Liver Int. 2021 Oct;41(10):2318-2327. doi: 10.1111/liv.14939. Epub 2021 May 24.
BACKGROUND & AIMS: Approximately 5%-10% of the general population respond inadequately to licensed recombinant hepatitis B vaccines. We assessed the immunogenicity and safety of a new HBAI20 vaccine, consisting of a new AI20 adjuvant (20-µg recombinant human IL-2 attached to 20-µg aluminium hydroxide) in combination with HBVaxPro®-10 µg.
In a double-blinded, randomised, controlled phase 2 trial, 18- to 59-year-old healthy non-responders (titre <10 mIU/ml after three or more doses of hepatitis B vaccine) were assigned (3:1 ratio) to receive either HBAI20 vaccine or HBVaxPro®-10 µg in a 0, 1 and 2-month schedule.
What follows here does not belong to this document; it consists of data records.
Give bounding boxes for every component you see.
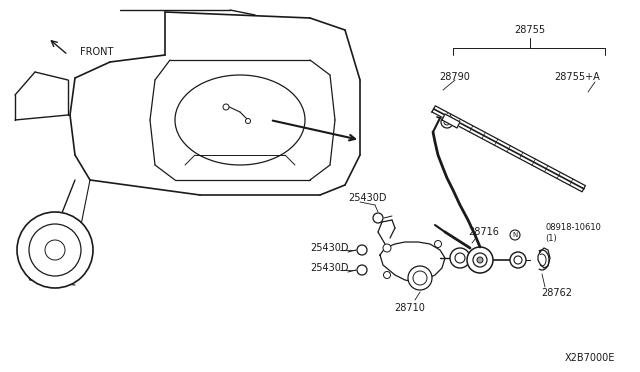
- Circle shape: [441, 116, 453, 128]
- Text: N: N: [513, 232, 518, 238]
- Circle shape: [17, 212, 93, 288]
- Text: 08918-10610
(1): 08918-10610 (1): [545, 223, 601, 243]
- Circle shape: [357, 265, 367, 275]
- Text: X2B7000E: X2B7000E: [564, 353, 615, 363]
- Circle shape: [510, 230, 520, 240]
- Circle shape: [45, 240, 65, 260]
- Text: 28755+A: 28755+A: [554, 72, 600, 82]
- Text: 25430D: 25430D: [310, 263, 349, 273]
- Circle shape: [408, 266, 432, 290]
- Text: 25430D: 25430D: [348, 193, 387, 203]
- Circle shape: [383, 272, 390, 279]
- Circle shape: [373, 213, 383, 223]
- Text: 28762: 28762: [541, 288, 573, 298]
- Text: 28710: 28710: [395, 303, 426, 313]
- Circle shape: [246, 119, 250, 124]
- Circle shape: [514, 256, 522, 264]
- Circle shape: [29, 224, 81, 276]
- Text: 28790: 28790: [439, 72, 470, 82]
- Polygon shape: [380, 242, 445, 282]
- Polygon shape: [432, 106, 586, 192]
- Circle shape: [510, 252, 526, 268]
- Text: 28755: 28755: [515, 25, 545, 35]
- Circle shape: [435, 241, 442, 247]
- Circle shape: [444, 119, 450, 125]
- Text: 25430D: 25430D: [310, 243, 349, 253]
- Text: FRONT: FRONT: [80, 47, 113, 57]
- Circle shape: [383, 244, 391, 252]
- Circle shape: [450, 248, 470, 268]
- Circle shape: [455, 253, 465, 263]
- Text: 28716: 28716: [468, 227, 499, 237]
- Circle shape: [413, 271, 427, 285]
- Circle shape: [473, 253, 487, 267]
- Circle shape: [223, 104, 229, 110]
- Circle shape: [477, 257, 483, 263]
- Polygon shape: [442, 114, 460, 128]
- Circle shape: [357, 245, 367, 255]
- Circle shape: [467, 247, 493, 273]
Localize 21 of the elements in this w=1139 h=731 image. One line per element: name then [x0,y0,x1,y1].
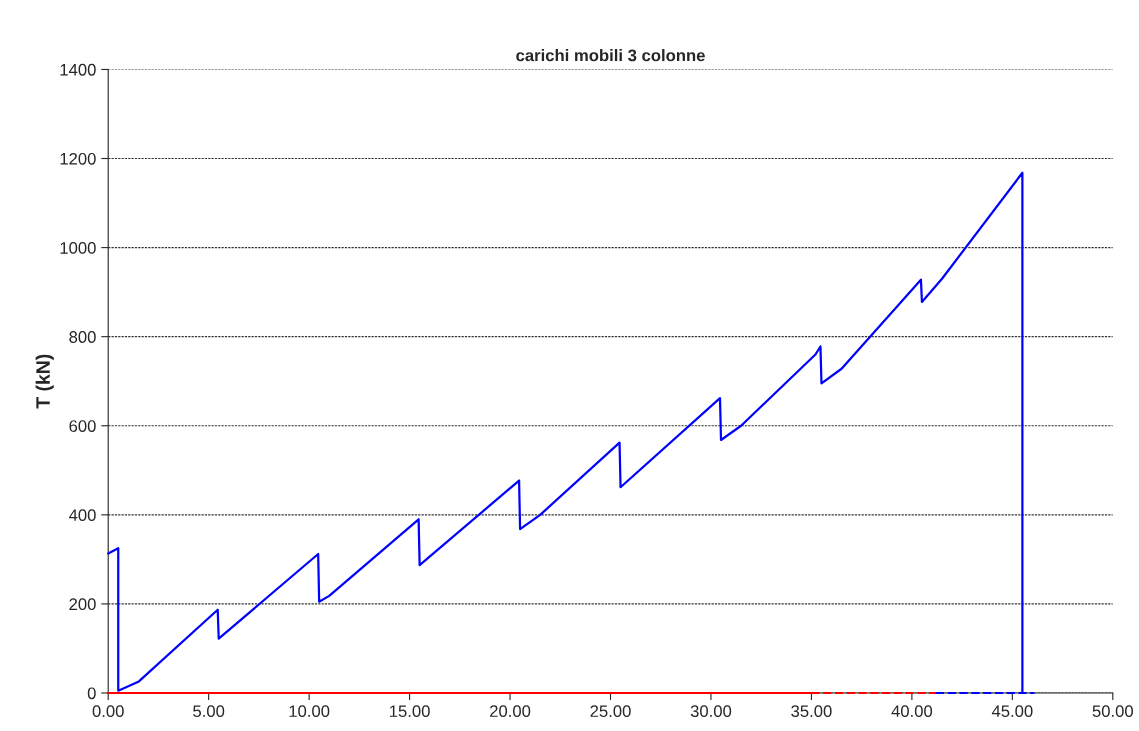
y-tick-label: 200 [69,598,96,611]
x-tick-label: 50.00 [1092,705,1134,718]
x-tick-label: 10.00 [289,705,330,718]
y-tick-label: 1000 [60,242,96,254]
y-tick-label: 1400 [60,63,96,76]
x-tick-label: 25.00 [590,705,631,718]
y-tick-label: 1200 [60,152,96,165]
x-tick-label: 15.00 [390,705,430,718]
y-tick-label: 800 [69,331,96,343]
x-tick-label: 5.00 [193,705,225,718]
y-axis-title: T (kN) [35,354,54,409]
chart-title: carichi mobili 3 colonne [516,49,705,62]
x-tick-label: 30.00 [690,705,732,718]
x-tick-label: 0.00 [92,705,124,718]
x-tick-label: 45.00 [991,705,1033,718]
x-tick-label: 40.00 [891,705,933,718]
x-tick-label: 20.00 [490,705,531,718]
y-tick-label: 400 [68,509,96,522]
y-tick-label: 600 [69,420,96,432]
x-tick-label: 35.00 [791,705,832,718]
y-tick-label: 0 [87,687,96,700]
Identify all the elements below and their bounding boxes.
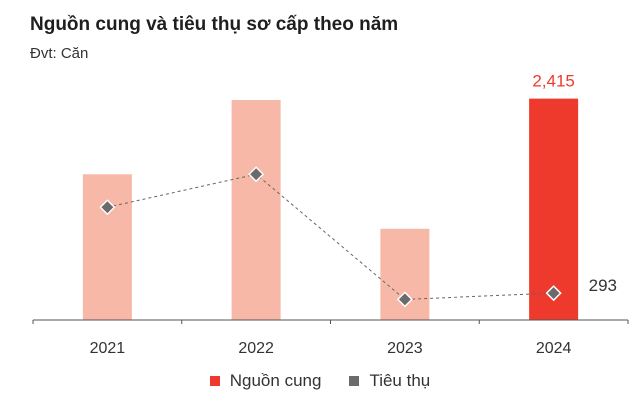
x-tick-label-2024: 2024 [536, 340, 572, 357]
marker-sales-2023 [396, 291, 413, 308]
bar-supply-2021 [82, 174, 132, 320]
x-tick-label-2022: 2022 [238, 340, 274, 357]
legend-item-supply: Nguồn cung [209, 371, 322, 391]
marker-sales-2021 [99, 199, 116, 216]
bar-supply-2022 [231, 100, 281, 320]
chart-unit: Đvt: Căn [30, 45, 89, 62]
chart-title: Nguồn cung và tiêu thụ sơ cấp theo năm [30, 14, 399, 35]
legend-swatch-supply [209, 376, 220, 386]
x-tick-label-2023: 2023 [387, 340, 423, 357]
line-sales [107, 173, 554, 300]
legend-swatch-sales [349, 376, 360, 386]
legend-label-supply: Nguồn cung [229, 371, 322, 390]
marker-sales-2024 [545, 285, 562, 302]
marker-sales-2022 [248, 166, 265, 183]
data-label-supply-2024: 2,415 [532, 72, 575, 91]
legend-label-sales: Tiêu thụ [369, 371, 431, 390]
x-tick-label-2021: 2021 [90, 340, 126, 357]
data-label-sales-2024: 293 [589, 276, 617, 295]
bar-supply-2024 [529, 98, 579, 320]
legend-item-sales: Tiêu thụ [349, 371, 430, 391]
legend: Nguồn cung Tiêu thụ [0, 371, 640, 391]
The primary outcome was seroprotection (titre ≥ 10 mIU/ml) measured 1-3 months following the third vaccination.
A total of 133 participants were randomised to receive either HBAI20 vaccine (n = 101) or HBVaxPro®-10 µg (n = 32). In the modified intention-to-treat analysis, the seroprotection rate after the third vaccination was 92.0% (80/87) in the HBAI20 group and 79.3% (23/29) in the HBVaxPro®-10-µg group, P = .068. Using a generalised linear mixed model to adjust for stratification factors, a higher odds of seroprotection with HBAI20 vaccine was shown (adjusted odds ratio = 3.48, P = .028). Frequency of mild and moderate local adverse events was greater in the HBAI20 group than in the HBVaxPro®-10 µg. Rates of severe local adverse events and systemic adverse events were low and similar in both groups.
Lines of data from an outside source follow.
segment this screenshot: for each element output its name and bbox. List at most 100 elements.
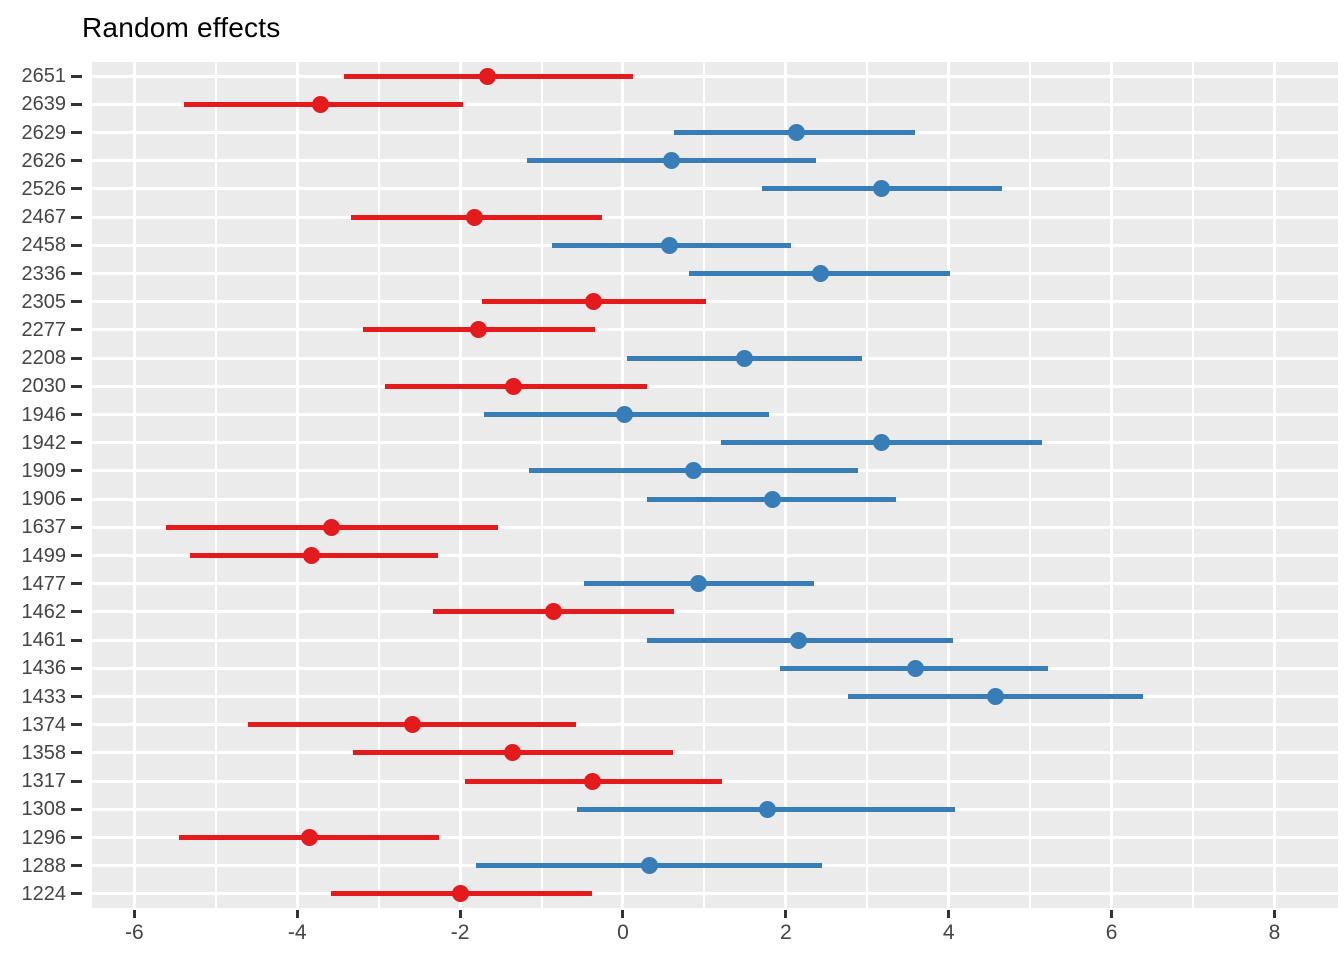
estimate-point xyxy=(545,603,563,621)
estimate-point xyxy=(616,406,634,423)
estimate-point xyxy=(640,857,658,875)
y-tick-mark xyxy=(71,525,82,529)
estimate-point xyxy=(763,490,781,508)
y-tick-mark xyxy=(71,328,82,332)
y-tick-label: 1433 xyxy=(21,685,67,708)
minor-gridline xyxy=(1192,62,1195,908)
major-gridline xyxy=(295,62,299,908)
y-tick-mark xyxy=(71,666,82,670)
estimate-point xyxy=(690,575,708,593)
estimate-point xyxy=(872,434,890,452)
x-tick-label: -2 xyxy=(450,921,470,944)
row-gridline xyxy=(92,610,1338,614)
row-gridline xyxy=(92,215,1338,219)
estimate-point xyxy=(583,772,601,790)
y-tick-mark xyxy=(71,638,82,642)
x-tick-mark xyxy=(621,910,625,918)
row-gridline xyxy=(92,300,1338,304)
estimate-point xyxy=(987,688,1005,705)
estimate-point xyxy=(790,631,808,649)
row-gridline xyxy=(92,892,1338,896)
y-tick-label: 1462 xyxy=(21,600,67,623)
major-gridline xyxy=(1272,62,1276,908)
estimate-point xyxy=(758,800,776,818)
row-gridline xyxy=(92,384,1338,388)
y-tick-label: 1288 xyxy=(21,854,67,877)
major-gridline xyxy=(1110,62,1114,908)
y-tick-label: 1224 xyxy=(21,882,67,905)
x-tick-label: 6 xyxy=(1105,921,1118,944)
estimate-point xyxy=(684,462,702,480)
row-gridline xyxy=(92,525,1338,529)
y-tick-mark xyxy=(71,159,82,163)
row-gridline xyxy=(92,328,1338,332)
y-tick-label: 1358 xyxy=(21,741,67,764)
y-tick-label: 1499 xyxy=(21,544,67,567)
estimate-point xyxy=(505,377,523,395)
estimate-point xyxy=(872,180,890,198)
y-tick-mark xyxy=(71,582,82,586)
estimate-point xyxy=(735,349,753,367)
minor-gridline xyxy=(540,62,543,908)
x-tick-mark xyxy=(458,910,462,918)
x-tick-label: 0 xyxy=(617,921,629,944)
estimate-point xyxy=(811,265,829,282)
row-gridline xyxy=(92,441,1338,445)
y-tick-label: 2467 xyxy=(21,206,67,229)
estimate-point xyxy=(660,236,678,254)
minor-gridline xyxy=(1029,62,1032,908)
major-gridline xyxy=(784,62,788,908)
y-tick-label: 1317 xyxy=(21,770,67,793)
y-tick-mark xyxy=(71,441,82,445)
minor-gridline xyxy=(214,62,217,908)
y-tick-label: 1946 xyxy=(21,403,67,426)
estimate-point xyxy=(322,518,340,536)
y-tick-label: 2526 xyxy=(21,177,67,200)
estimate-point xyxy=(662,152,680,170)
y-tick-mark xyxy=(71,131,82,134)
estimate-point xyxy=(303,547,321,564)
y-tick-mark xyxy=(71,723,82,727)
x-tick-mark xyxy=(295,910,299,918)
row-gridline xyxy=(92,695,1338,698)
y-tick-label: 2305 xyxy=(21,290,67,313)
x-tick-mark xyxy=(784,910,788,918)
y-tick-mark xyxy=(71,74,82,78)
y-tick-label: 1374 xyxy=(21,713,67,736)
y-tick-label: 2626 xyxy=(21,149,67,172)
chart-title: Random effects xyxy=(82,12,281,43)
row-gridline xyxy=(92,74,1338,78)
y-tick-mark xyxy=(71,864,82,868)
y-tick-label: 2458 xyxy=(21,234,67,257)
y-tick-label: 2629 xyxy=(21,121,67,144)
y-tick-mark xyxy=(71,610,82,614)
y-tick-label: 1308 xyxy=(21,798,67,821)
y-tick-label: 2277 xyxy=(21,318,67,341)
y-tick-mark xyxy=(71,836,82,839)
x-tick-mark xyxy=(132,910,136,918)
row-gridline xyxy=(92,751,1338,755)
estimate-point xyxy=(787,124,805,141)
y-tick-mark xyxy=(71,384,82,388)
estimate-point xyxy=(403,716,421,734)
y-tick-mark xyxy=(71,187,82,191)
row-gridline xyxy=(92,102,1338,106)
y-tick-mark xyxy=(71,300,82,304)
y-tick-mark xyxy=(71,892,82,896)
y-tick-label: 1909 xyxy=(21,459,67,482)
estimate-point xyxy=(469,321,487,339)
y-tick-label: 1461 xyxy=(21,629,67,652)
y-tick-label: 1637 xyxy=(21,516,67,539)
y-tick-label: 2336 xyxy=(21,262,67,285)
row-gridline xyxy=(92,836,1338,839)
y-tick-mark xyxy=(71,695,82,698)
row-gridline xyxy=(92,666,1338,670)
estimate-point xyxy=(906,659,924,677)
major-gridline xyxy=(132,62,136,908)
x-tick-label: -6 xyxy=(125,921,144,944)
y-tick-mark xyxy=(71,497,82,501)
minor-gridline xyxy=(866,62,869,908)
major-gridline xyxy=(621,62,625,908)
plot-panel xyxy=(92,62,1338,908)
In this group of hepatitis B vaccine non-responders, the HBAI20 vaccine demonstrated a higher seroprotection rate when adjusting for stratification factors and a similar safety profile compared to the licensed recombinant HBVaxPro®-10 µg.
约 5%-10%的普通人群对已许可的重组乙型肝炎疫苗反应不足。我们评估了新型 HBAI20 疫苗的免疫原性和安全性,该疫苗由新型 AI20 佐剂(20-µg 重组人白细胞介素 2 连接到 20-µg 氢氧化铝)与 HBVaxPro®-10µg 联合组成。
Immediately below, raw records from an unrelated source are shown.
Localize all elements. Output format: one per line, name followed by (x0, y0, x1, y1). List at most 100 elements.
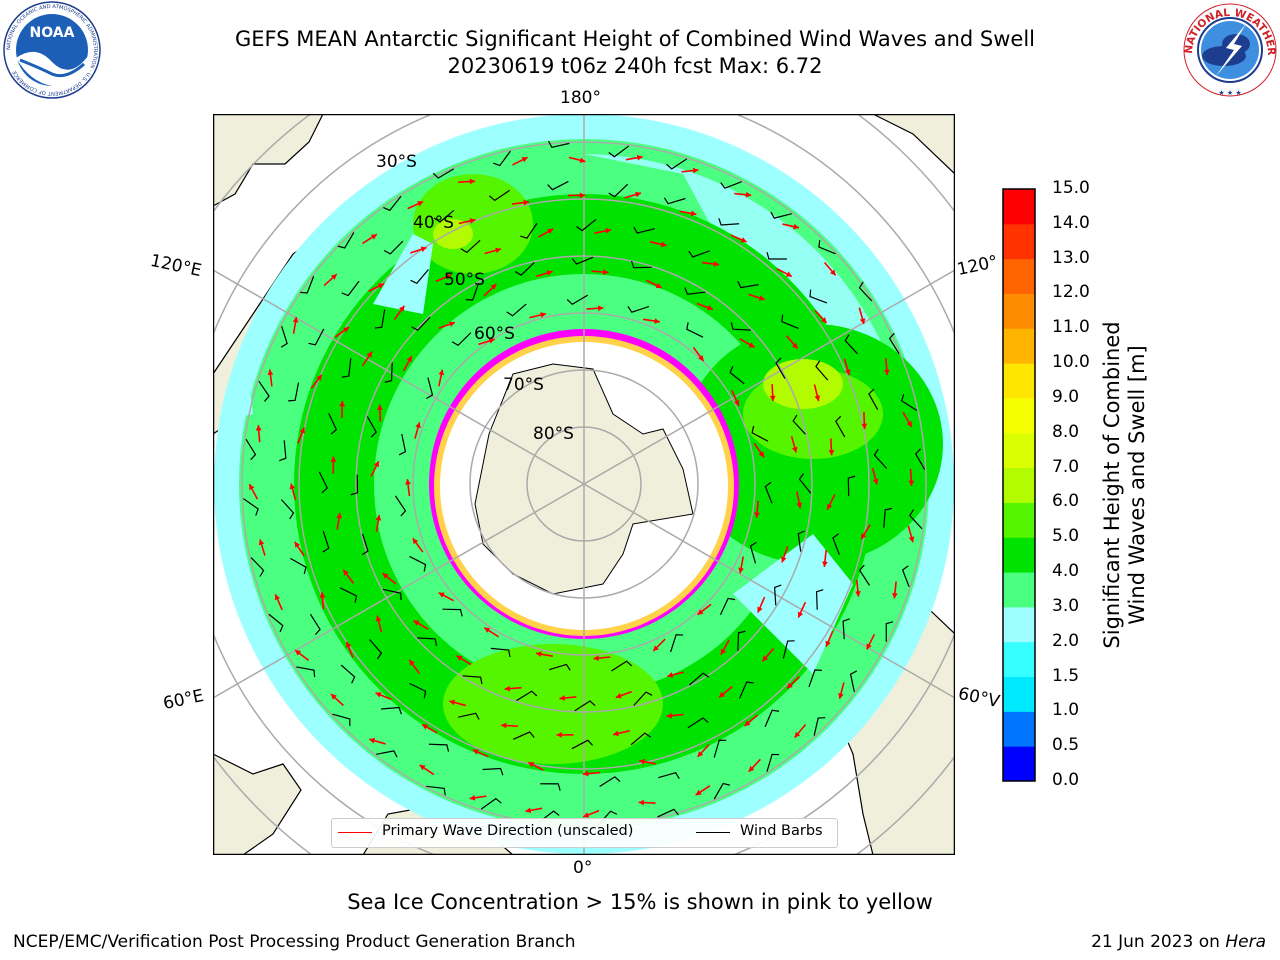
wind-barb (341, 358, 352, 378)
wave-arrow-head (375, 692, 382, 698)
wave-arrow-head (375, 615, 382, 622)
wave-arrow-head (748, 342, 755, 348)
colorbar (1002, 188, 1036, 782)
noaa-logo-text: NOAA (30, 25, 75, 41)
wind-barb (914, 448, 926, 470)
wind-barb (490, 647, 511, 658)
wave-arrow-head (653, 645, 659, 652)
wind-barb (409, 682, 427, 699)
wave-arrow-head (412, 538, 419, 545)
wind-barb (688, 250, 710, 258)
wave-arrow-head (796, 502, 803, 509)
colorbar-tick-label: 9.0 (1052, 386, 1080, 407)
wind-barb (322, 530, 330, 553)
wind-barb (749, 541, 757, 564)
wind-barb (686, 322, 704, 338)
wave-arrow-head (861, 423, 868, 430)
colorbar-tick-label: 10.0 (1052, 352, 1090, 373)
wave-arrow-head (398, 305, 405, 312)
lon-label-60e: 60°E (161, 685, 206, 715)
wave-arrow-head (267, 369, 274, 376)
wind-barb (835, 415, 846, 438)
wind-barb (540, 783, 561, 791)
wave-arrow-head (255, 425, 262, 431)
wind-barb (513, 731, 535, 740)
wind-barb (764, 481, 773, 504)
colorbar-segment (1003, 711, 1035, 747)
wind-barb (576, 218, 597, 232)
wind-barb (718, 218, 740, 226)
wave-arrow-head (316, 374, 322, 381)
wave-arrow-head (758, 451, 765, 458)
wave-arrow-head (859, 318, 866, 324)
wind-barb (428, 743, 450, 752)
wind-barb (611, 660, 633, 672)
wave-arrow-head (330, 694, 337, 700)
wave-arrow-head (438, 369, 445, 376)
wave-arrow-head (579, 192, 586, 199)
wind-barb (909, 509, 923, 530)
wind-barb (631, 260, 652, 269)
wind-barb (737, 280, 759, 289)
wind-barb (657, 808, 679, 818)
wave-arrow-head (583, 812, 590, 818)
wave-arrow-head (844, 369, 851, 376)
wind-barb (858, 564, 871, 586)
wave-arrow-head (838, 693, 844, 699)
wind-barb (608, 183, 629, 198)
colorbar-tick-label: 4.0 (1052, 561, 1080, 582)
lat-label-60s: 60°S (474, 324, 515, 344)
wind-barb (658, 771, 680, 779)
nws-logo: NATIONAL WEATHER SERVICE ★ ★ ★ (1176, 0, 1277, 97)
wave-arrow-head (422, 724, 429, 730)
wind-barb (720, 181, 742, 189)
wave-arrow-head (413, 620, 420, 626)
wave-arrow-head (615, 693, 622, 699)
wind-barb (549, 663, 571, 671)
wind-barb (279, 440, 287, 462)
wave-arrow-head (559, 695, 566, 701)
wind-barb (627, 305, 650, 313)
wave-arrow-head (456, 655, 463, 661)
wind-barb (458, 712, 480, 720)
wind-barb (465, 282, 480, 301)
colorbar-segment (1003, 502, 1035, 538)
wind-barb (548, 140, 570, 148)
wave-arrows (248, 154, 915, 818)
wave-arrow-head (861, 533, 867, 540)
wave-arrow-head (666, 712, 673, 719)
wind-barb (737, 630, 746, 651)
wave-arrow-head (540, 312, 547, 318)
wave-arrow-head (366, 351, 372, 358)
wind-barb (426, 785, 446, 796)
wave-arrow-head (769, 395, 776, 402)
wind-barb (318, 471, 328, 494)
wind-barb (813, 717, 826, 736)
lat-label-70s: 70°S (503, 375, 544, 395)
wind-barb (506, 303, 527, 317)
wave-arrow-head (748, 765, 755, 772)
wave-arrow-head (797, 611, 804, 618)
wave-arrow-head (698, 355, 704, 362)
wave-arrow-head (820, 317, 827, 323)
wind-barb (369, 639, 383, 660)
wave-arrow-head (822, 561, 828, 567)
wind-barb (489, 189, 511, 202)
wind-barb (384, 362, 393, 383)
wave-arrow-head (376, 404, 383, 410)
wave-arrow-head (713, 261, 720, 267)
wind-barb (482, 767, 504, 776)
wind-barb (328, 413, 338, 435)
wave-arrow-head (339, 401, 346, 407)
colorbar-segment (1003, 641, 1035, 678)
wind-barb (245, 438, 257, 461)
wind-barb (808, 669, 822, 688)
wave-arrow-head (883, 369, 890, 376)
host-text: Hera (1225, 932, 1266, 952)
wind-barb (766, 252, 787, 260)
colorbar-tick-label: 5.0 (1052, 526, 1080, 547)
wave-arrow-head (830, 269, 836, 276)
wind-barb (381, 706, 403, 715)
wind-barb (730, 322, 751, 331)
wind-barb (888, 332, 900, 355)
在一项双盲、随机、对照的 2 期试验中,18 至 59 岁的健康无应答者(接种三次或更多剂乙型肝炎疫苗后滴度<10mIU/ml)按 3:1 的比例随机分配(比例)接受 HBAI20 疫苗或 HBVaxPro®-10µg,接种方案为 0、1 和 2 个月。主要终点是第三次接种后 1-3 个月测量的血清保护率(滴度≥10mIU/ml)。
共有 133 名参与者被随机分配接受 HBAI20 疫苗(n=101)或 HBVaxPro®-10µg(n=32)。在修改后的意向治疗分析中,第三次接种后的血清保护率在 HBAI20 组为 92.0%(80/87),在 HBVaxPro®-10-µg 组为 79.3%(23/29),P=0.068。使用广义线性混合模型调整分层因素后,显示 HBAI20 疫苗具有更高的血清保护几率(调整后的优势比=3.48,P=0.028)。HBAI20 组的轻度和中度局部不良事件发生率高于 HBVaxPro®-10µg 组。两组的严重局部不良事件和全身不良事件发生率较低且相似。
在这群乙型肝炎疫苗无应答者中,HBAI20 疫苗在调整分层因素后显示出更高的血清保护率,并且与已许可的重组 HBVaxPro®-10µg 相比具有相似的安全性特征。